Sarah Jones, MP for Croydon Central and shadow housing minister, talked about the death of teenager Harry Dunn, Labour’s housing policy and the party’s Brexit position.

  • On Harry Dunn, who was killed in a traffic accident involving the wife of a US diplomat (the suspect left the UK and is claiming diplomatic immunity): “I’ve heard the interview with Harry’s family, and it is absolutely heart-breaking. Of course, we want the Foreign Secretary to be having the conversations to try and get some justice into this. It’s hard enough that you lose a loved one so young but you have to know that there’s going to some kind of justice done in terms of what happened and holding those people to account, so I think it’s right that the Home Secretary should have those conversations with the Americans to try and see if we can resolve this situation.”
  • On whether Labour would give tenants the right to buy their homes at a discounted price: “That’s something that we haven’t announced as policy, it’s something that John McDonnell is looking at, that John Healey, the Shadow Secretary of State for Housing, is looking at. It’s something that is being debated across the political divide – is there some sort of first dibs if the house is for sale that could go to the tenant and some sort of tax break that would incentivise the landlord or the tenant to be able to buy.”
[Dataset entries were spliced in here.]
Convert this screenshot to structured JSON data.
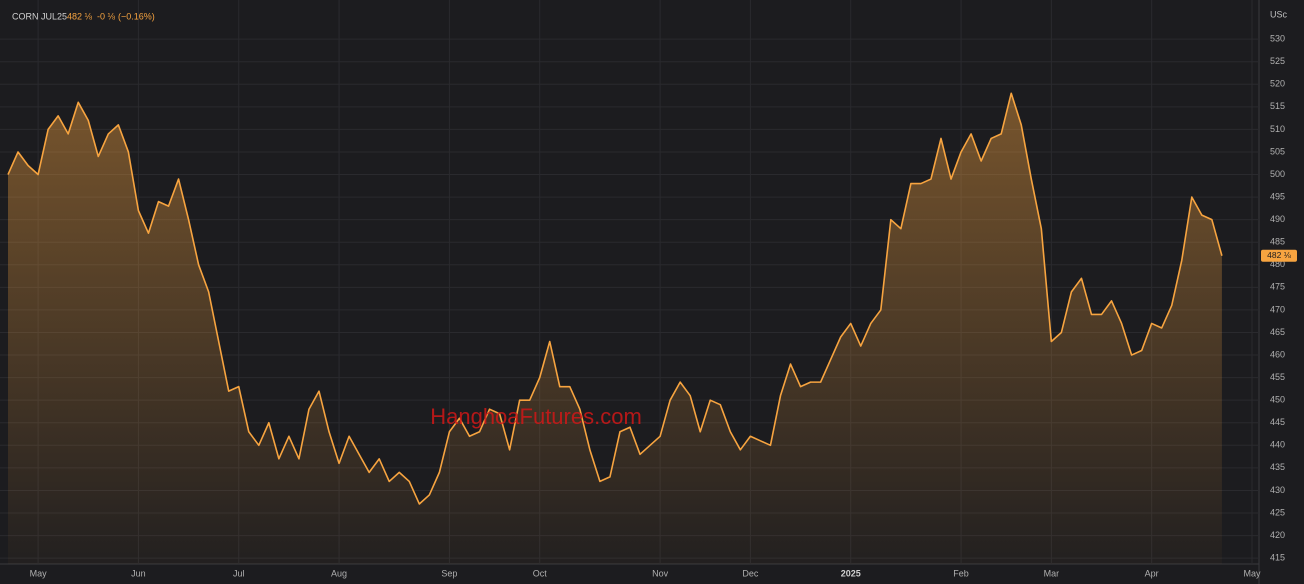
{
  "header": {
    "symbol": "CORN JUL25",
    "price": "482 ⅛",
    "change": "-0 ⅛",
    "change_pct": "(−0.16%)"
  },
  "chart_data": {
    "type": "area",
    "unit": "USc",
    "watermark": "HanghoaFutures.com",
    "categories": [
      null,
      null,
      null,
      "May",
      null,
      null,
      null,
      null,
      null,
      null,
      null,
      null,
      null,
      "Jun",
      null,
      null,
      null,
      null,
      null,
      null,
      null,
      null,
      null,
      "Jul",
      null,
      null,
      null,
      null,
      null,
      null,
      null,
      null,
      null,
      "Aug",
      null,
      null,
      null,
      null,
      null,
      null,
      null,
      null,
      null,
      null,
      "Sep",
      null,
      null,
      null,
      null,
      null,
      null,
      null,
      null,
      "Oct",
      null,
      null,
      null,
      null,
      null,
      null,
      null,
      null,
      null,
      null,
      null,
      "Nov",
      null,
      null,
      null,
      null,
      null,
      null,
      null,
      null,
      "Dec",
      null,
      null,
      null,
      null,
      null,
      null,
      null,
      null,
      null,
      "2025",
      null,
      null,
      null,
      null,
      null,
      null,
      null,
      null,
      null,
      null,
      "Feb",
      null,
      null,
      null,
      null,
      null,
      null,
      null,
      null,
      "Mar",
      null,
      null,
      null,
      null,
      null,
      null,
      null,
      null,
      null,
      "Apr",
      null,
      null,
      null,
      null,
      null,
      null,
      null,
      null,
      null,
      "May"
    ],
    "values": [
      500,
      505,
      502,
      500,
      510,
      513,
      509,
      516,
      512,
      504,
      509,
      511,
      505,
      492,
      487,
      494,
      493,
      499,
      490,
      480,
      474,
      463,
      452,
      453,
      443,
      440,
      445,
      437,
      442,
      437,
      448,
      452,
      443,
      436,
      442,
      438,
      434,
      437,
      432,
      434,
      432,
      427,
      429,
      434,
      443,
      446,
      442,
      443,
      448,
      447,
      439,
      450,
      450,
      455,
      463,
      453,
      453,
      448,
      439,
      432,
      433,
      443,
      444,
      438,
      440,
      442,
      450,
      454,
      451,
      443,
      450,
      449,
      443,
      439,
      442,
      441,
      440,
      451,
      458,
      453,
      454,
      454,
      459,
      464,
      467,
      462,
      467,
      470,
      490,
      488,
      498,
      498,
      499,
      508,
      499,
      505,
      509,
      503,
      508,
      509,
      518,
      511,
      499,
      488,
      463,
      465,
      474,
      477,
      469,
      469,
      472,
      467,
      460,
      461,
      467,
      466,
      471,
      481,
      495,
      491,
      490,
      482,
      null,
      null,
      null
    ],
    "color": "#f7a440",
    "ylim": [
      413.7,
      536.9
    ],
    "yticks": [
      415,
      420,
      425,
      430,
      435,
      440,
      445,
      450,
      455,
      460,
      465,
      470,
      475,
      480,
      485,
      490,
      495,
      500,
      505,
      510,
      515,
      520,
      525,
      530
    ],
    "grid": true
  }
}
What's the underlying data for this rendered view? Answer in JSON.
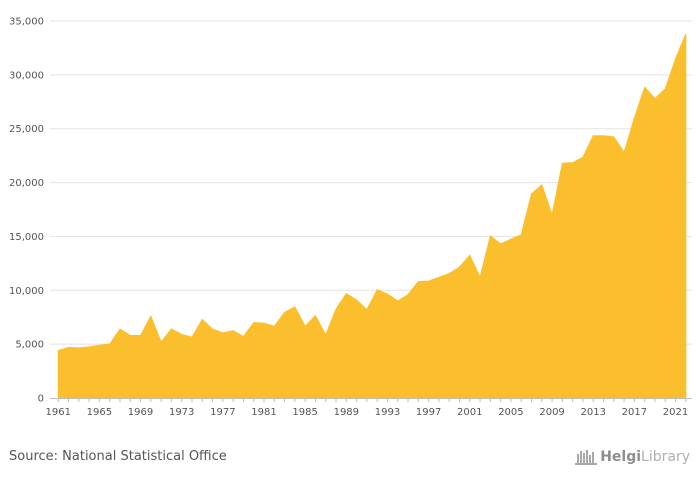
{
  "footer": {
    "source": "Source: National Statistical Office",
    "logo_bold": "Helgi",
    "logo_light": "Library"
  },
  "colors": {
    "area": "#FBBF2D"
  },
  "chart_data": {
    "type": "area",
    "title": "",
    "xlabel": "",
    "ylabel": "",
    "ylim": [
      0,
      35000
    ],
    "yticks": [
      0,
      5000,
      10000,
      15000,
      20000,
      25000,
      30000,
      35000
    ],
    "ytick_labels": [
      "0",
      "5,000",
      "10,000",
      "15,000",
      "20,000",
      "25,000",
      "30,000",
      "35,000"
    ],
    "xtick_labels": [
      "1961",
      "1965",
      "1969",
      "1973",
      "1977",
      "1981",
      "1985",
      "1989",
      "1993",
      "1997",
      "2001",
      "2005",
      "2009",
      "2013",
      "2017",
      "2021"
    ],
    "grid": true,
    "legend": "none",
    "x": [
      1961,
      1962,
      1963,
      1964,
      1965,
      1966,
      1967,
      1968,
      1969,
      1970,
      1971,
      1972,
      1973,
      1974,
      1975,
      1976,
      1977,
      1978,
      1979,
      1980,
      1981,
      1982,
      1983,
      1984,
      1985,
      1986,
      1987,
      1988,
      1989,
      1990,
      1991,
      1992,
      1993,
      1994,
      1995,
      1996,
      1997,
      1998,
      1999,
      2000,
      2001,
      2002,
      2003,
      2004,
      2005,
      2006,
      2007,
      2008,
      2009,
      2010,
      2011,
      2012,
      2013,
      2014,
      2015,
      2016,
      2017,
      2018,
      2019,
      2020,
      2021,
      2022
    ],
    "series": [
      {
        "values": [
          4400,
          4700,
          4650,
          4750,
          4900,
          5000,
          6400,
          5800,
          5800,
          7600,
          5200,
          6400,
          5900,
          5650,
          7300,
          6400,
          6050,
          6250,
          5700,
          7000,
          6950,
          6650,
          7950,
          8450,
          6650,
          7650,
          5850,
          8250,
          9700,
          9100,
          8200,
          10050,
          9650,
          9000,
          9600,
          10800,
          10850,
          11200,
          11550,
          12150,
          13250,
          11200,
          15050,
          14300,
          14750,
          15150,
          18950,
          19800,
          17000,
          21800,
          21850,
          22350,
          24350,
          24350,
          24250,
          22800,
          26000,
          28850,
          27800,
          28700,
          31500,
          33800
        ]
      }
    ]
  }
}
  • On Labour’s Brexit position: “We have the Conservative view, which is get out whatever happens, we have the Lib Dem view, which is let’s stay in whatever happens, and we never had a referendum where people actually made a decision so let’s forget it all. Labour’s position is really clear: you’d have to put it back to the people. What I am saying is that it’s honest and it’s the only compromise position between these two extremes where everybody is getting angry and fighting each other over these two extreme views.”